# Title: Exploratory Data Analysis (EDA)

### Checking the Number of Rows
- **Objective**: Determine the number of rows in both CSV files.
- **Reason**: To understand the volume of data collected in each file and verify completeness.

In [2]:
import pandas as pd

df1 = pd.read_csv('climate_change_posts_streaming.csv')
df2 = pd.read_csv('climate_change_sentiment_analysis_streaming.csv')

print('climate_change_posts_streaming.csv')
print(len(df1))
print("")
print('climate_change_sentiment_analysis_streaming.csv')
print(len(df2))

climate_change_posts_streaming.csv
3973

climate_change_sentiment_analysis_streaming.csv
3973


### Checking for Duplication
- **Objective**: Identify duplicate entries in both files.
- **Reason**: Ensure data integrity and prevent redundancy during analysis.

In [3]:
df1 = pd.read_csv('climate_change_posts_streaming.csv')
df2 = pd.read_csv('climate_change_sentiment_analysis_streaming.csv')

# Count how many times each ID appears
duplicate_counts1 = df1['ID'].value_counts()
duplicate_counts2 = df2['ID'].value_counts()
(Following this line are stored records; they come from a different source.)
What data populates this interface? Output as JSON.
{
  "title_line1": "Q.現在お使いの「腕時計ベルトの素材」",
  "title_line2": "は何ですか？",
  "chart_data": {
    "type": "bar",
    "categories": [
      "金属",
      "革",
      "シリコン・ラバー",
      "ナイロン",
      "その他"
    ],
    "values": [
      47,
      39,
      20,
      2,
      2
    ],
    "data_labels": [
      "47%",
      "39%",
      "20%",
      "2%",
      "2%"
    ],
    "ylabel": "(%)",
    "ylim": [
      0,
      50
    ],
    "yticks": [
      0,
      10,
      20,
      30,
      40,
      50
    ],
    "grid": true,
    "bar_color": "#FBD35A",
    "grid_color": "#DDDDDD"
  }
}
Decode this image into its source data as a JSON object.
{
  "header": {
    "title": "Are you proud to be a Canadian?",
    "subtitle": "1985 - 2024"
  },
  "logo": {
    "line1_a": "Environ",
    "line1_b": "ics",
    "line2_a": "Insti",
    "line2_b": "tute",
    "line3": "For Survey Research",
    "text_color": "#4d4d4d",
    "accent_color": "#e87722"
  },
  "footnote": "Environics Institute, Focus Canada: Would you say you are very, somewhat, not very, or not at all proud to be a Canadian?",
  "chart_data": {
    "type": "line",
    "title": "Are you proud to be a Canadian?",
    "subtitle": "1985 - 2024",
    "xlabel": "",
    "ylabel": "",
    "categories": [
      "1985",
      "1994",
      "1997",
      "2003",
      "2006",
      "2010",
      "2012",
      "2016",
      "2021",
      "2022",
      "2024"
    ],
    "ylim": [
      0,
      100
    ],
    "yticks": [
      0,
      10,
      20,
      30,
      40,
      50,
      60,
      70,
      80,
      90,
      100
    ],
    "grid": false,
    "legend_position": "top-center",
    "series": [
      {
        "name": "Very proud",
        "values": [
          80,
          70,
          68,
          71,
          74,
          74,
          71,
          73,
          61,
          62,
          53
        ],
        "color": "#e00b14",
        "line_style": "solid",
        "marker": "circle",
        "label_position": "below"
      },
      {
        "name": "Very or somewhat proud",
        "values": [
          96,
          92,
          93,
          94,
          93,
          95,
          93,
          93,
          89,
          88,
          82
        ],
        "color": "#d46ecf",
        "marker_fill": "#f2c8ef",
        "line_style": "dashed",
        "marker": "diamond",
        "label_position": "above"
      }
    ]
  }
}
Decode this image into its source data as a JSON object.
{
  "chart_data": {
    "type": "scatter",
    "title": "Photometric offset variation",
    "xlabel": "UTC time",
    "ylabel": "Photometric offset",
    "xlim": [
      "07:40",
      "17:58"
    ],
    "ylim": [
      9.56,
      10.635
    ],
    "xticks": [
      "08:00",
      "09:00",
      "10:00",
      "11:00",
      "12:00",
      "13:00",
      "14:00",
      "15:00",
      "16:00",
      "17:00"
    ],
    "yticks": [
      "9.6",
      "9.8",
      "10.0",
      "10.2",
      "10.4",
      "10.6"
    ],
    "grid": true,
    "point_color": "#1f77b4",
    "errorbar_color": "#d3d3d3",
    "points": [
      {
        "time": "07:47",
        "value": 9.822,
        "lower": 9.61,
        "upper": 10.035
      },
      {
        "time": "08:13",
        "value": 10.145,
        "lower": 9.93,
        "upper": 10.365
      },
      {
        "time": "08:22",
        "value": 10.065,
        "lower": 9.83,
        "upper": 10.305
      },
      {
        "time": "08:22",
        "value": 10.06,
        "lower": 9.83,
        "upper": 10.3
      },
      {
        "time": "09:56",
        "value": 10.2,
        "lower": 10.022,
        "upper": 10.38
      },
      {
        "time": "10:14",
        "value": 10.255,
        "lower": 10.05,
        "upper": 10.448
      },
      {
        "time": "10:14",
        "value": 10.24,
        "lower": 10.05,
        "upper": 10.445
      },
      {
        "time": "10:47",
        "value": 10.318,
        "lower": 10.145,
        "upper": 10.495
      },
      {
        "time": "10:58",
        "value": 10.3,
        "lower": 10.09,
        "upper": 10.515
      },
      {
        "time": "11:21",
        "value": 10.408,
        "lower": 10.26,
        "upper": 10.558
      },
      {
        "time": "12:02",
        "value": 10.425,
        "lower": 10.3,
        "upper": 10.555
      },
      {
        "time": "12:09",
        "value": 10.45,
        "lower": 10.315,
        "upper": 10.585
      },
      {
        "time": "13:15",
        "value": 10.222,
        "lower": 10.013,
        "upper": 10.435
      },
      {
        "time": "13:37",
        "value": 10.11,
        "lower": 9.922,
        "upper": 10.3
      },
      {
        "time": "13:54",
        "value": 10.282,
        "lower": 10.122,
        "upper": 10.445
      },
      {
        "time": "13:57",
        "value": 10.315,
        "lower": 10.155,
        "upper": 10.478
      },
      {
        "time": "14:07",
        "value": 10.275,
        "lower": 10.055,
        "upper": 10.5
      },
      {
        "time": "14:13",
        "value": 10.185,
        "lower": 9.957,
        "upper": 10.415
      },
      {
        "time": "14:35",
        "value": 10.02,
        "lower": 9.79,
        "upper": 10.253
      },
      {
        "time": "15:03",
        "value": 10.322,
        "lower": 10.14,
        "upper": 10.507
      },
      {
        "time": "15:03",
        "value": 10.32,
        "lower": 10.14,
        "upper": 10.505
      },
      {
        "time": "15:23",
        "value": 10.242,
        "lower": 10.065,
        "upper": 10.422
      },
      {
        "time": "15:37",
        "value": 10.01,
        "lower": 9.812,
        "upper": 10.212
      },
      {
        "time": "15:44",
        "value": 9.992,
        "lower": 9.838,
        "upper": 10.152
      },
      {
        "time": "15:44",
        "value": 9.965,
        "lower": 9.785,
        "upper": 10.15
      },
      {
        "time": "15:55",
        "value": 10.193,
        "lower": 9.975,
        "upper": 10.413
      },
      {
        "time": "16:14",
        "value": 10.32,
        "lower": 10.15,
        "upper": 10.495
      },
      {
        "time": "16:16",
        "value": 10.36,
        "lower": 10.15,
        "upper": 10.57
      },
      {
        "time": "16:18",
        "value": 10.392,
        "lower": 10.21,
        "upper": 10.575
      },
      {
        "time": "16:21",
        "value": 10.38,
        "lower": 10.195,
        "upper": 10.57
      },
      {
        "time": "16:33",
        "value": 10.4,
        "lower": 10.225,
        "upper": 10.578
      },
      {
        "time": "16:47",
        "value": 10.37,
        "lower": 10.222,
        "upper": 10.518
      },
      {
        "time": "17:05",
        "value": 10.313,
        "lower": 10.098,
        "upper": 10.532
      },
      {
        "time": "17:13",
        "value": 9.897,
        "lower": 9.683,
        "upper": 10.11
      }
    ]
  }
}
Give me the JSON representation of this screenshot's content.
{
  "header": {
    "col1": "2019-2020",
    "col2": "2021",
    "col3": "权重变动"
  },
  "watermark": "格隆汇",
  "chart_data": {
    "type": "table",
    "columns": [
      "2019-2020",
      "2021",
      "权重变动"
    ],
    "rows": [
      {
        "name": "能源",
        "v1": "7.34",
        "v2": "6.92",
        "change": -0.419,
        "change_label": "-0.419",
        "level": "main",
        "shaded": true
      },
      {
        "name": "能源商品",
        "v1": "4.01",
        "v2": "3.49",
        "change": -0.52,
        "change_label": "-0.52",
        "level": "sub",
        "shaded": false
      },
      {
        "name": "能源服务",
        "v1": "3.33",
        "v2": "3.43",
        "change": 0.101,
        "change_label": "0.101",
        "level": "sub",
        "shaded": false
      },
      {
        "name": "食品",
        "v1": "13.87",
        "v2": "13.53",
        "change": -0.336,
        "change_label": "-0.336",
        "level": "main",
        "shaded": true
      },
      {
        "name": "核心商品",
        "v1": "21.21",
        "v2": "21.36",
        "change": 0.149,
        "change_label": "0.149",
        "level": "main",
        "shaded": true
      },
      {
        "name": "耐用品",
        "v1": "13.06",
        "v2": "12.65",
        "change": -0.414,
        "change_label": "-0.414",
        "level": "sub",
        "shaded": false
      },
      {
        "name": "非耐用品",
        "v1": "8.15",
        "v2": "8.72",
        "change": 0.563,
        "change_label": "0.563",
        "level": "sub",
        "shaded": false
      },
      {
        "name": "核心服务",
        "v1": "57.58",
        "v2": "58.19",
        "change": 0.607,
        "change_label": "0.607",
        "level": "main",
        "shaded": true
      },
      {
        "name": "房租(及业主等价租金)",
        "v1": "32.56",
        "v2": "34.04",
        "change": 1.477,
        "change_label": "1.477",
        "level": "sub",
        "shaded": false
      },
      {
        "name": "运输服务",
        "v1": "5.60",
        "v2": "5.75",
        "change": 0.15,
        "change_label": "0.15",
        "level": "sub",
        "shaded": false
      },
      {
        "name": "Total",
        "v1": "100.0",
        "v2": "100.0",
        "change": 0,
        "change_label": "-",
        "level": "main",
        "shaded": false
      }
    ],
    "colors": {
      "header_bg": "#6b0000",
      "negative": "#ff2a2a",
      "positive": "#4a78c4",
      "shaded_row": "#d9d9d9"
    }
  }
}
# Filter IDs that appear more than once
duplicate_ids1 = duplicate_counts1[duplicate_counts1 > 1]
print('climate_change_posts_streaming.csv')
print(f"Duplicate IDs:\n{duplicate_ids1}")
print("")
duplicate_ids2 = duplicate_counts2[duplicate_counts2 > 1]
print('climate_change_sentiment_analysis_streaming.csv')
print(f"Duplicate IDs:\n{duplicate_ids2}")

climate_change_posts_streaming.csv
Duplicate IDs:
Series([], Name: count, dtype: int64)

climate_change_sentiment_analysis_streaming.csv
Duplicate IDs:
Series([], Name: count, dtype: int64)


### Verifying Sentiment Analysis Application
- **Objective**: Confirm that all posts collected in **File 1** have been analyzed and saved in **File 2**.
- **Reason**: Ensure every collected post has undergone sentiment analysis and no data is missed.

In [4]:
import pandas as pd

# Load both CSV files
df1 = pd.read_csv('climate_change_posts_streaming.csv') 
df2 = pd.read_csv('climate_change_sentiment_analysis_streaming.csv')  

# Assuming the ID column in both CSV files is named 'ID'
# Adjust the column name if necessary
ids_df1 = df1['ID']  # IDs in the first CSV file
ids_df2 = df2['ID']  # IDs in the second CSV file

# Check if all IDs in df1 are in df2
ids_in_both = ids_df1.isin(ids_df2)

# Check if all IDs in the first CSV are present in the second CSV
if ids_in_both.all():
    print("All IDs in the first CSV are included in the second CSV.")
else:
    missing_ids = ids_df1[~ids_in_both]
    print("The following IDs are missing from the second CSV:", missing_ids.tolist())

All IDs in the first CSV are included in the second CSV.


### Extracting November 2024 Data
- **Objective**: Filter and isolate data from November 2024.
- **Reason**: Focus analysis on posts collected within a specific time frame for detailed insights.

In [5]:
import pandas as pd

# File paths
file_path = 'climate_change_sentiment_analysis_streaming.csv'  # Input file
output_file = 'filtered_data_november_2024_streaming.csv'  # Output file

# Load the data
df = pd.read_csv(file_path)

# Ensure the Date column is in datetime format
df['Date'] = pd.to_datetime(df['Date'])

# Filter rows where the date is in November 2024
filtered_data = df[(df['Date'].dt.month == 11) & (df['Date'].dt.year == 2024)]

# Save the filtered data to a new file
filtered_data.to_csv(output_file, index=False)

print(f"Extracted {len(filtered_data)} rows from November 2024. Saved to {output_file}.")

Extracted 153 rows from November 2024. Saved to filtered_data_november_2024_streaming.csv.